In the end they didn’t tell Tidyman anything about the gold or the involvement of the Vatican and their intelligence apparatus, Sodalitium Pianum, preferring to keep that to themselves, at least for the moment. Holliday still wasn’t sure how much the Holy See itself knew, or whether it was just the French arm of the spy organization La Sapinière that had gone rogue and was acting on its own behalf. Nor did they mention their past confrontation at West Point, and even before that while they were on the trail of the secret of the Templar sword that had once belonged to Holliday’s uncle.
“I’m still not sure we should trust him,” said Rafi later, back in their little bungalow.
“Neither am I,” said Holliday. On parting in the hotel lobby Tidyman had slipped him the automatic, which he was now loading, pressing the ten copper-tipped shells into the magazine. “But that doesn’t mean we can’t use him. I was never crazy about trying to get into Libya on our own. He’s right—we need a guide.”
“I don’t think Mr. Tidyman cares about anyone but himself. He’s what the English call a ‘main chancer.’ If he gets himself into trouble or sees the chance to make a buck, he’ll turn us over to the authorities in a minute.”
“Maybe,” said Holliday. “But if he’s making money with Siwa as his base of operations, it’s by smuggling. People and drugs most likely, maybe guns as well. If he’s the main chance type you feel he is, then he’d do pretty much anything to protect his supply routes.” Holliday shook his head. “I don’t think we have anything much to worry about on that score.”
“I hope you’re right,” said Rafi. “We won’t do Peggy much good if we’re lounging around in one of those Cairo prisons you mentioned.”
11
It took Tidyman a day to collect what he thought they’d need, and another day to plan the trip and spread the rumor that he was taking his two new “pigeons” on a tourist visit to Bahariya Oasis to the east, getting the requisite permits to bolster the story. It was a reasonable objective: lots of tourists who came to Siwa went to Bahariya, some for the folk music the oasis was famous for and others because it was an alternate route back to Cairo. After the crazy people who came for the total eclipse a few years before, the people of Siwa were ready to believe just about anything was possible where their foreign visitors were concerned. As long as they left some of their money in Siwa they could do anything they liked.
They drove east along an almost arrow-straight two-lane paved highway, heading directly away from Siwa and in the opposite direction from the Libyan border. Tidyman was at the wheel. Empty plastic jerry cans for water had been stored in bolt-on racks on the sides and roof that Tidyman had purchased the day before. Extra fuel was stored in the cargo compartment in the rear along with their other supplies.
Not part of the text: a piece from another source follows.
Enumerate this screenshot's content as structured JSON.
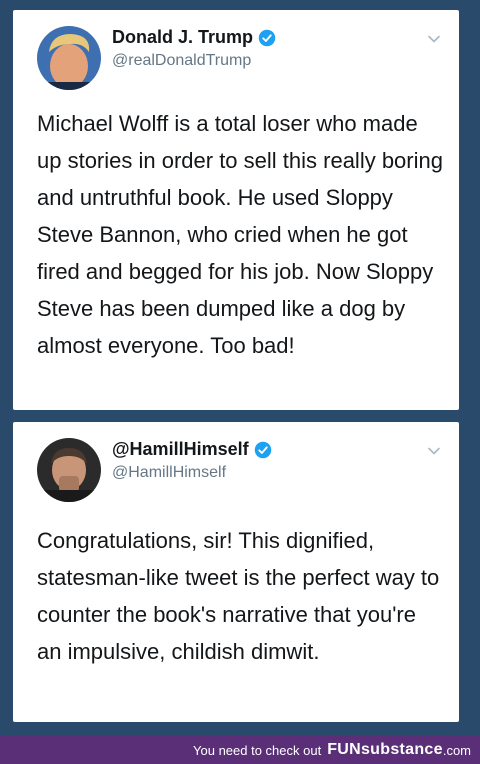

The three men were crowded into the bench seat up front.
Tidyman had explained their jog to the east. According to him the Siwans were an inquisitive, curious bunch and the ride toward Bahariya Oasis was a ruse for their benefit. There was also the slim chance that they would be spotted by a National Border Police overflight, although Tidyman thought it was unlikely; the light-plane pilots they used were terrified of being shot down by Libyan fighter jets and even their own air force.
After half an hour Tidyman slowed the vehicle, then reached over and dragged down a blackknobbed stick beside the shift lever.
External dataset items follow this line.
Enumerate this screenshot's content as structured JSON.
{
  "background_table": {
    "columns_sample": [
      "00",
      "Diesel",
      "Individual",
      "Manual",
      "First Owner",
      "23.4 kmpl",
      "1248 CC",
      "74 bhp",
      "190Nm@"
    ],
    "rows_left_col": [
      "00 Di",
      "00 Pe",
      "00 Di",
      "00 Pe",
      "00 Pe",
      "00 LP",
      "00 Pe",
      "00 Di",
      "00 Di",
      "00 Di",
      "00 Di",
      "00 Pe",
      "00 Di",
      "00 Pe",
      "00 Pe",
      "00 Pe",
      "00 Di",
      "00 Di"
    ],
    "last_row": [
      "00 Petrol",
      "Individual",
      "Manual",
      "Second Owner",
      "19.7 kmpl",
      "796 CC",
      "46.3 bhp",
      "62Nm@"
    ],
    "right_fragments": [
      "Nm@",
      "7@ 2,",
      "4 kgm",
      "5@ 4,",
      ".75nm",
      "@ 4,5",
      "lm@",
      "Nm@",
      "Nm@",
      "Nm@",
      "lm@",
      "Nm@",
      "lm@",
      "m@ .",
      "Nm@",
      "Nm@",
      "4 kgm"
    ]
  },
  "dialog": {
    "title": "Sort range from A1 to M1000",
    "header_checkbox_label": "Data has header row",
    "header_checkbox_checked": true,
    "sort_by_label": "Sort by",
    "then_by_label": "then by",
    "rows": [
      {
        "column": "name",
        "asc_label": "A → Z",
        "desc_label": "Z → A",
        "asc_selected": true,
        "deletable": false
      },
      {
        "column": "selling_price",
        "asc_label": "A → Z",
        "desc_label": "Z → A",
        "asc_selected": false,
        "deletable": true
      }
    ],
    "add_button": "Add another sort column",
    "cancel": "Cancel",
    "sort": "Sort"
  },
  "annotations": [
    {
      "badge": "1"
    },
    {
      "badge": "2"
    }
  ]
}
“What’s that?” Rafi asked as there was an odd lurch. The engine note changed as well.
“Just like it says on the sign,” answered Tidyman.
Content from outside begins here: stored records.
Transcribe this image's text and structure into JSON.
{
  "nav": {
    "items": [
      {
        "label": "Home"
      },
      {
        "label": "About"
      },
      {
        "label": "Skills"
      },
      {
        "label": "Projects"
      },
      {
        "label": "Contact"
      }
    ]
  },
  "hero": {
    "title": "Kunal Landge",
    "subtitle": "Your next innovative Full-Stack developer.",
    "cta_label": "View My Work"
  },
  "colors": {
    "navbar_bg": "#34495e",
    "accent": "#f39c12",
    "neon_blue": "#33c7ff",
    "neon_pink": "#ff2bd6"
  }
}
“ ‘Pri vjezdu voziola do terenu zapni predni nahon’—‘
When going off-road engage four-wheel drive.’ ”
“You speak Czech?” Holliday asked, impressed.
“Just enough to drive a Goat,” their companion said and laughed. “A necessity in some of the places I’ve fought. A colleague who called himself Švejka taught me. A good soldier, Švejka.”
“What happened to him, or should I ask?” Holliday said.